Protecting & Restoring Long Island's Peconic Bays
Plastic pollution in the aquatic environment is harming wildlife and human health.
Plastics in the aquatic environment are of increasing concern because of their persistence and effect on the environment, wildlife, and human health. Plastic pollution typically enters the ocean along the coastline, often delivered by streams and rivers into estuaries, and can eventually accumulate in vast garbage patches at sea. Marine life and birds may mistake plastic in the water for food, which can cause bodily damage and lead to starvation, or they may become entangled in the plastic debris. Further, plastic can break down into microscopic pieces that are consumed by marine life and accumulate in the food web.

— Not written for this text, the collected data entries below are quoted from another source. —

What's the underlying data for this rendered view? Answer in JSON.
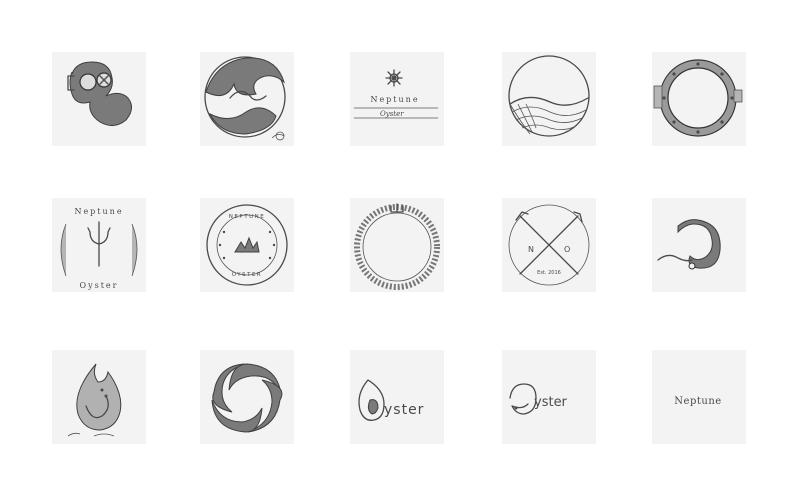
{
  "sheet": {
    "tiles": [
      {
        "name": "diving-helmet-sketch"
      },
      {
        "name": "wave-circle-sketch"
      },
      {
        "name": "neptune-oyster-wordmark-sketch",
        "brand": "Neptune",
        "sub": "Oyster"
      },
      {
        "name": "sea-waves-circle-sketch"
      },
      {
        "name": "porthole-sketch"
      },
      {
        "name": "trident-laurel-sketch",
        "brand": "Neptune",
        "sub": "Oyster"
      },
      {
        "name": "neptune-badge-sketch",
        "brand": "NEPTUNE",
        "sub": "OYSTER"
      },
      {
        "name": "rope-ring-sketch"
      },
      {
        "name": "crossed-tridents-sketch",
        "left": "N",
        "right": "O",
        "est": "Est. 2016"
      },
      {
        "name": "oyster-curl-sketch"
      },
      {
        "name": "drop-tentacle-sketch"
      },
      {
        "name": "swirl-circle-sketch"
      },
      {
        "name": "oyster-wordmark-sketch",
        "word": "yster"
      },
      {
        "name": "oyster-script-wordmark-sketch",
        "word": "yster"
      },
      {
        "name": "neptune-wordmark-sketch",
        "word": "Neptune"
      }
    ]
  }
}
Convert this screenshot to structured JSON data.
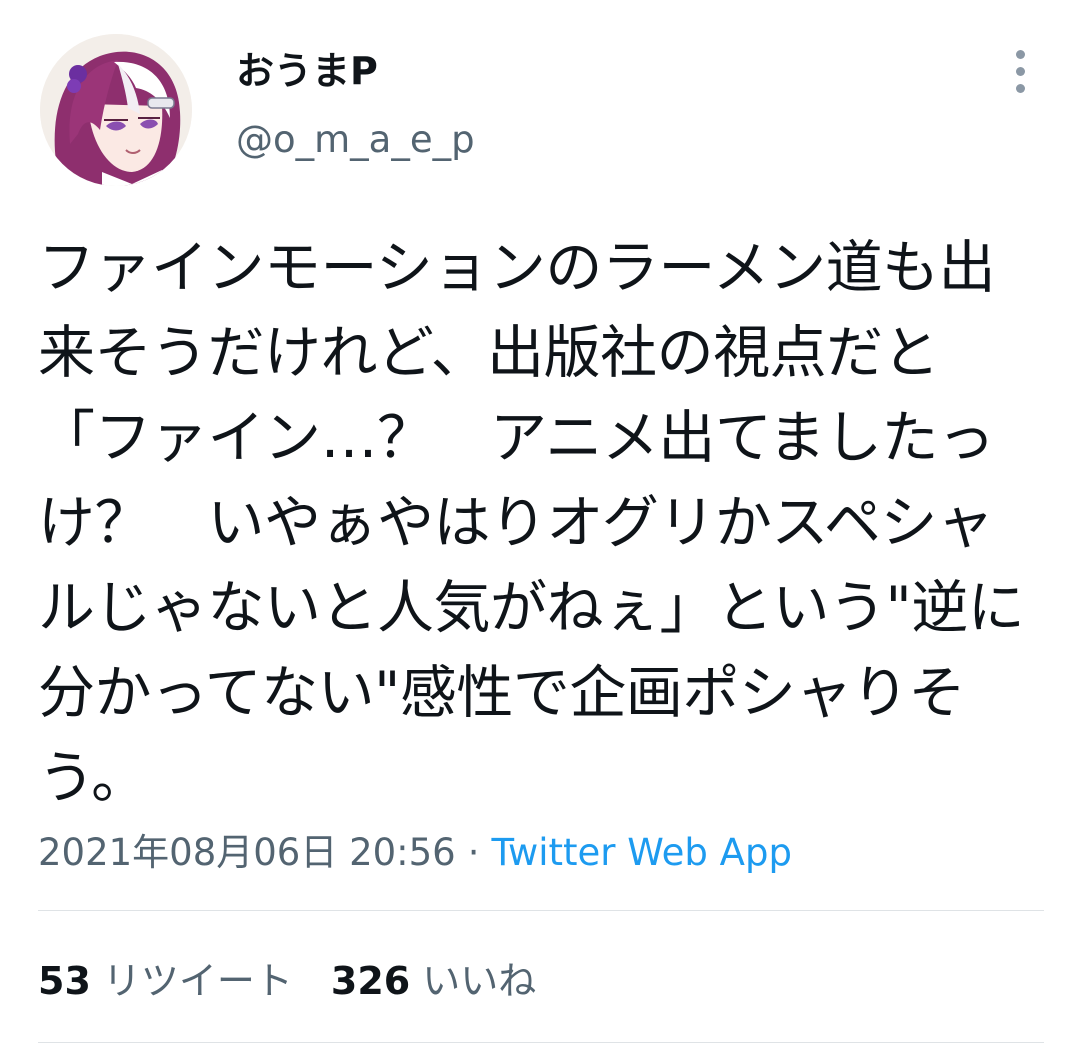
{
  "user": {
    "display_name": "おうまP",
    "handle": "@o_m_a_e_p",
    "avatar_icon": "anime-girl-avatar"
  },
  "tweet": {
    "text": "ファインモーションのラーメン道も出来そうだけれど、出版社の視点だと「ファイン…？　アニメ出てましたっけ？　いやぁやはりオグリかスペシャルじゃないと人気がねぇ」という\"逆に分かってない\"感性で企画ポシャりそう。",
    "timestamp": "2021年08月06日 20:56",
    "separator": "·",
    "source": "Twitter Web App"
  },
  "stats": {
    "retweets_count": "53",
    "retweets_label": "リツイート",
    "likes_count": "326",
    "likes_label": "いいね"
  },
  "colors": {
    "text": "#0f1419",
    "secondary": "#536471",
    "link": "#1d9bf0"
  }
}
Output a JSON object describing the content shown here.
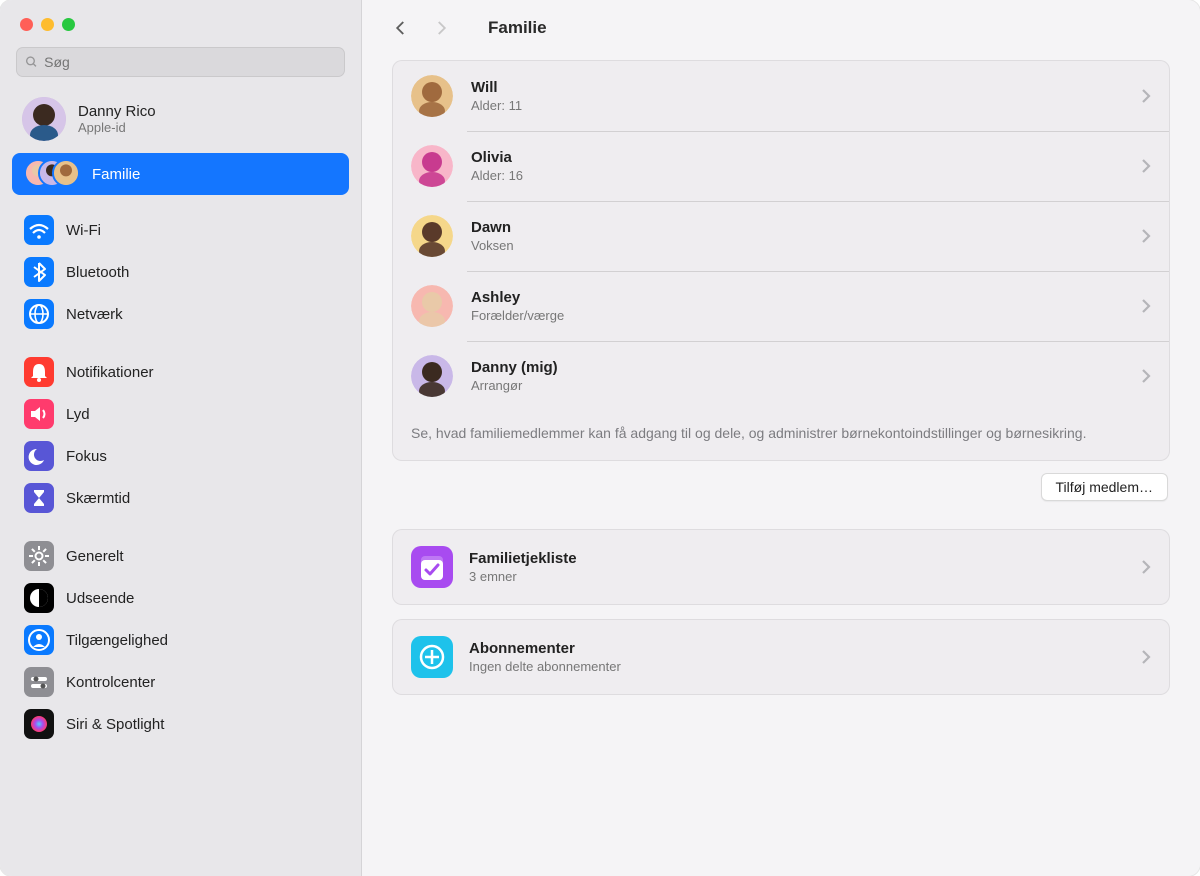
{
  "window": {
    "title": "Familie"
  },
  "search": {
    "placeholder": "Søg"
  },
  "account": {
    "name": "Danny Rico",
    "sub": "Apple-id"
  },
  "sidebar": {
    "family_label": "Familie",
    "groups": [
      [
        {
          "key": "wifi",
          "label": "Wi-Fi",
          "color": "#0a7aff"
        },
        {
          "key": "bluetooth",
          "label": "Bluetooth",
          "color": "#0a7aff"
        },
        {
          "key": "network",
          "label": "Netværk",
          "color": "#0a7aff"
        }
      ],
      [
        {
          "key": "notifications",
          "label": "Notifikationer",
          "color": "#ff3b30"
        },
        {
          "key": "sound",
          "label": "Lyd",
          "color": "#ff3b6d"
        },
        {
          "key": "focus",
          "label": "Fokus",
          "color": "#5856d6"
        },
        {
          "key": "screentime",
          "label": "Skærmtid",
          "color": "#5856d6"
        }
      ],
      [
        {
          "key": "general",
          "label": "Generelt",
          "color": "#8e8e93"
        },
        {
          "key": "appearance",
          "label": "Udseende",
          "color": "#000000"
        },
        {
          "key": "accessibility",
          "label": "Tilgængelighed",
          "color": "#0a7aff"
        },
        {
          "key": "control-center",
          "label": "Kontrolcenter",
          "color": "#8e8e93"
        },
        {
          "key": "siri",
          "label": "Siri & Spotlight",
          "color": "#222"
        }
      ]
    ]
  },
  "members": [
    {
      "name": "Will",
      "sub": "Alder: 11",
      "bg": "#e7c18a",
      "face": "#a06a3e"
    },
    {
      "name": "Olivia",
      "sub": "Alder: 16",
      "bg": "#f8b6c9",
      "face": "#c83b8f"
    },
    {
      "name": "Dawn",
      "sub": "Voksen",
      "bg": "#f5d78a",
      "face": "#5a3a2a"
    },
    {
      "name": "Ashley",
      "sub": "Forælder/værge",
      "bg": "#f7b8b0",
      "face": "#e9c9a8"
    },
    {
      "name": "Danny (mig)",
      "sub": "Arrangør",
      "bg": "#c9b8e8",
      "face": "#3b2a20"
    }
  ],
  "members_footer": "Se, hvad familiemedlemmer kan få adgang til og dele, og administrer børnekontoindstillinger og børnesikring.",
  "add_member_label": "Tilføj medlem…",
  "features": [
    {
      "key": "checklist",
      "title": "Familietjekliste",
      "sub": "3 emner",
      "color": "#a84bf0"
    },
    {
      "key": "subscriptions",
      "title": "Abonnementer",
      "sub": "Ingen delte abonnementer",
      "color": "#1ec2eb"
    }
  ],
  "icons": {
    "wifi": "wifi",
    "bluetooth": "bluetooth",
    "network": "globe",
    "notifications": "bell",
    "sound": "speaker",
    "focus": "moon",
    "screentime": "hourglass",
    "general": "gear",
    "appearance": "contrast",
    "accessibility": "person",
    "control-center": "sliders",
    "siri": "siri"
  }
}
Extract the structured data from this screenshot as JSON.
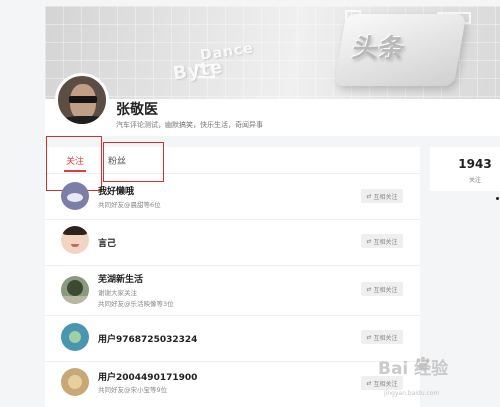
{
  "profile": {
    "name": "张敬医",
    "bio": "汽车评论测试，幽默搞笑，快乐生活，奇闻异事",
    "banner_text": {
      "dance": "Dance",
      "byte": "Byte",
      "logo": "头条"
    }
  },
  "tabs": [
    {
      "label": "关注",
      "active": true
    },
    {
      "label": "粉丝",
      "active": false
    }
  ],
  "stats": {
    "count": "1943",
    "label": "关注"
  },
  "follow_list": [
    {
      "name": "我好懒哦",
      "sub": "共同好友@晨甜等6位",
      "button": "互相关注",
      "button_icon": "⇄"
    },
    {
      "name": "言己",
      "sub": "",
      "button": "互相关注",
      "button_icon": "⇄"
    },
    {
      "name": "芜湖新生活",
      "sub": "谢谢大家关注",
      "sub2": "共同好友@乐活映像等3位",
      "button": "互相关注",
      "button_icon": "⇄"
    },
    {
      "name": "用户9768725032324",
      "sub": "",
      "button": "互相关注",
      "button_icon": "⇄"
    },
    {
      "name": "用户2004490171900",
      "sub": "共同好友@宋小宝等9位",
      "button": "互相关注",
      "button_icon": "⇄"
    }
  ],
  "watermark": {
    "brand": "Bai 经验",
    "url": "jingyan.baidu.com"
  },
  "colors": {
    "accent": "#e03d3d",
    "annotation": "#d32f2f",
    "background": "#f4f5f6"
  }
}
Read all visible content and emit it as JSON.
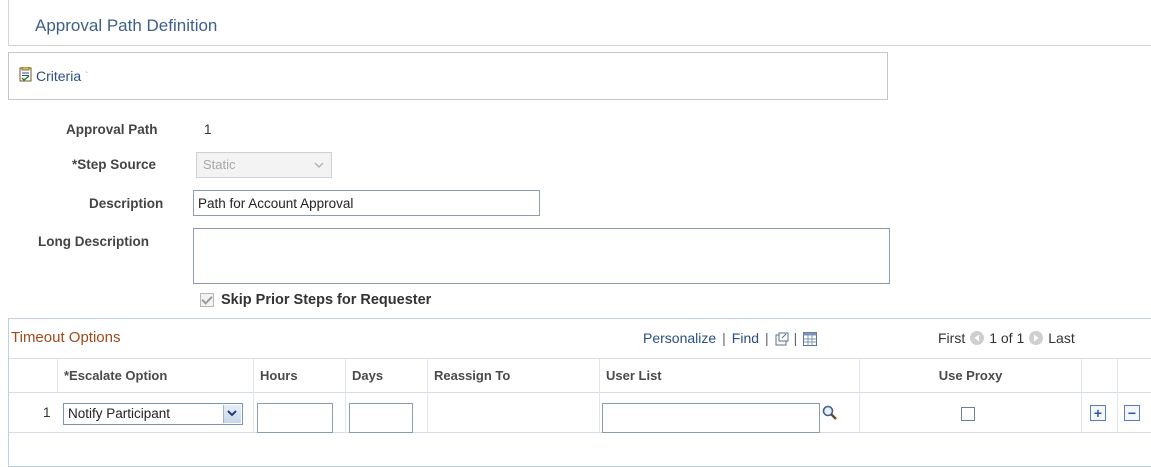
{
  "page": {
    "title": "Approval Path Definition"
  },
  "criteria": {
    "label": "Criteria"
  },
  "form": {
    "approval_path_label": "Approval Path",
    "approval_path_value": "1",
    "step_source_label": "*Step Source",
    "step_source_value": "Static",
    "description_label": "Description",
    "description_value": "Path for Account Approval",
    "long_description_label": "Long Description",
    "long_description_value": "",
    "skip_prior_label": "Skip Prior Steps for Requester",
    "skip_prior_checked": true
  },
  "grid": {
    "title": "Timeout Options",
    "personalize": "Personalize",
    "find": "Find",
    "first": "First",
    "count": "1 of 1",
    "last": "Last",
    "columns": [
      "*Escalate Option",
      "Hours",
      "Days",
      "Reassign To",
      "User List",
      "Use Proxy"
    ],
    "rows": [
      {
        "num": "1",
        "escalate_option": "Notify Participant",
        "hours": "",
        "days": "",
        "reassign_to": "",
        "user_list": "",
        "use_proxy": false
      }
    ]
  },
  "colors": {
    "title": "#3d5f8a",
    "link": "#2b4e84",
    "grid_title": "#a04a1c"
  }
}
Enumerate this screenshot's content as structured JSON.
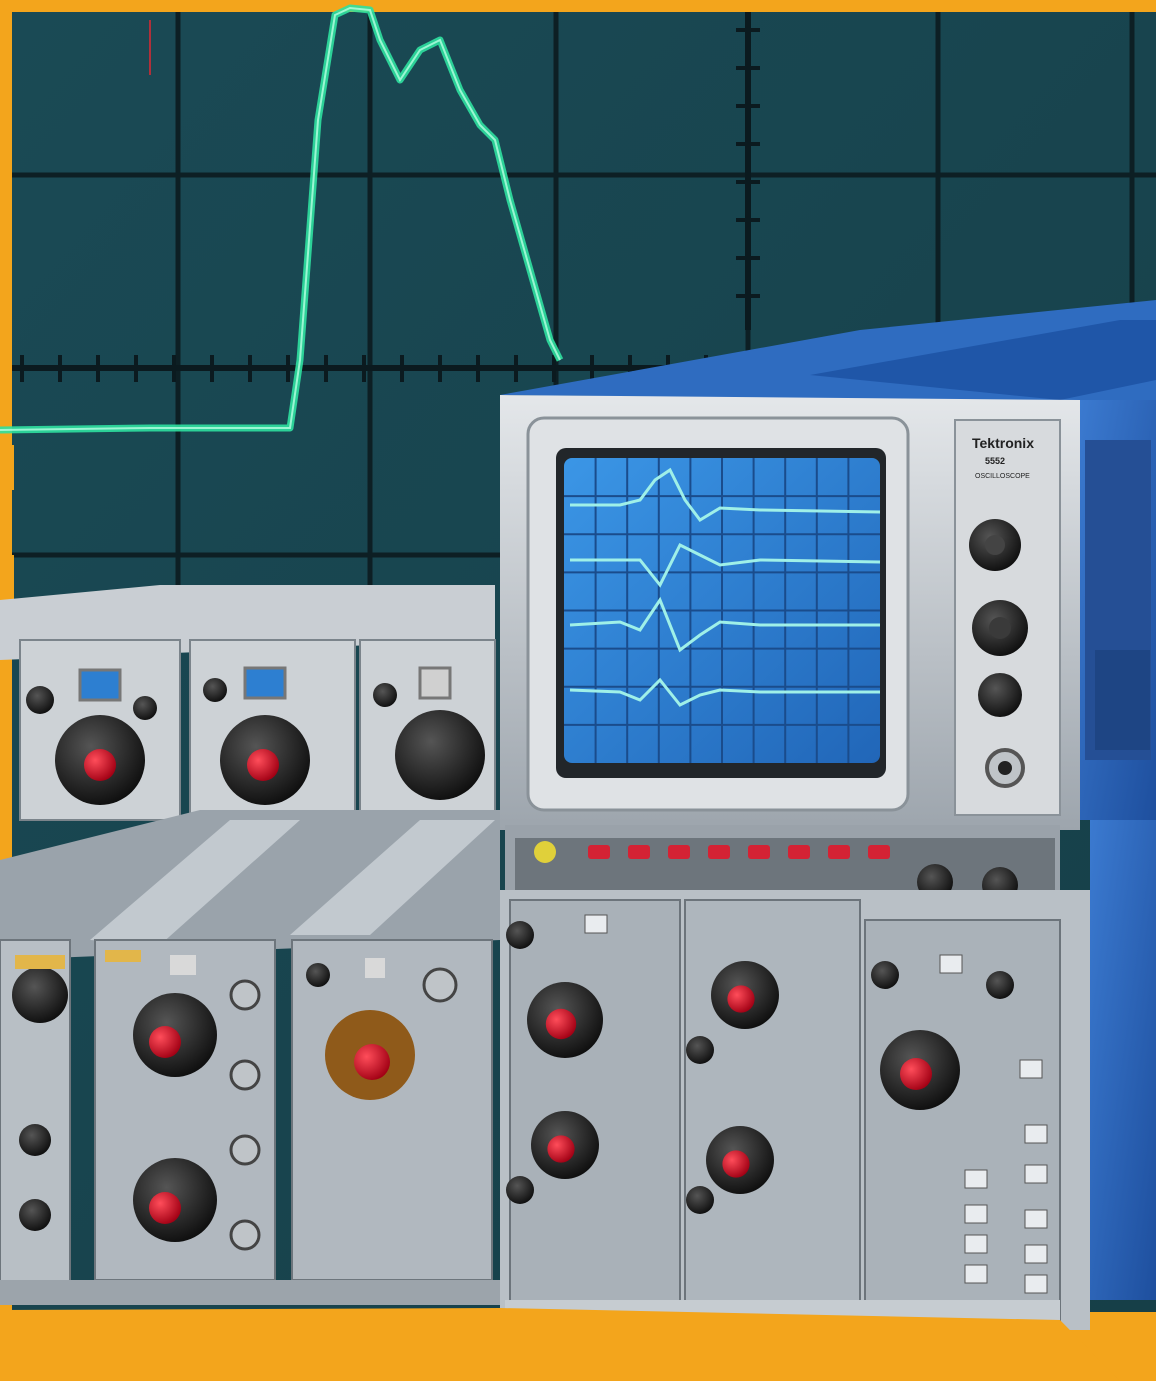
{
  "brand": {
    "name": "Tektronix",
    "model": "5552",
    "subtitle": "OSCILLOSCOPE"
  },
  "colors": {
    "border": "#f3a51c",
    "screen_bg": "#1d4f55",
    "trace": "#30d89a",
    "cabinet_blue": "#2a64b8",
    "crt_blue": "#2d7fd1",
    "crt_trace": "#8fe7e0",
    "knob_red": "#d8142a",
    "panel_silver": "#c8cdd2"
  },
  "icons": [
    "large-trace-waveform",
    "crt-waveforms",
    "knob",
    "bnc-connector",
    "indicator-light"
  ]
}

Recent studies estimate that eight million metric tons of plastic pollution enter the world’s oceans annually and the plastic pollution problem is projected to get worse every year. If left unchecked the global quantity of plastic in the ocean is projected to almost double to 250 million metric tons by 2025. It is estimated that 80% of trash in the ocean derives from land-based sources and 75% of land-based plastic pollution is the result of uncollected plastic. Initially, most of that pollution enters the streams, rivers and embayments in our estuaries before ending up in vast accumulations in the ocean.
According to the Ocean Conservancy, six of the top 10 contributors to plastic in our oceans are single-use, or disposable, plastic products. Most of the single-use, or disposable plastic products are “food service ware” which includes food and beverage containers, bottles, plastic bags, food wrappers, cups, plates and cutlery and drinking straws.
Monofilament fishing line
Monofilament is a clear plastic single strand fishing line. Excess fishing line is one of the most common and deadliest forms of marine trash to wildlife. Marine life can easily become entangled in the nearly invisible plastic fishing line or ingest the fishing line which may cause injury or death.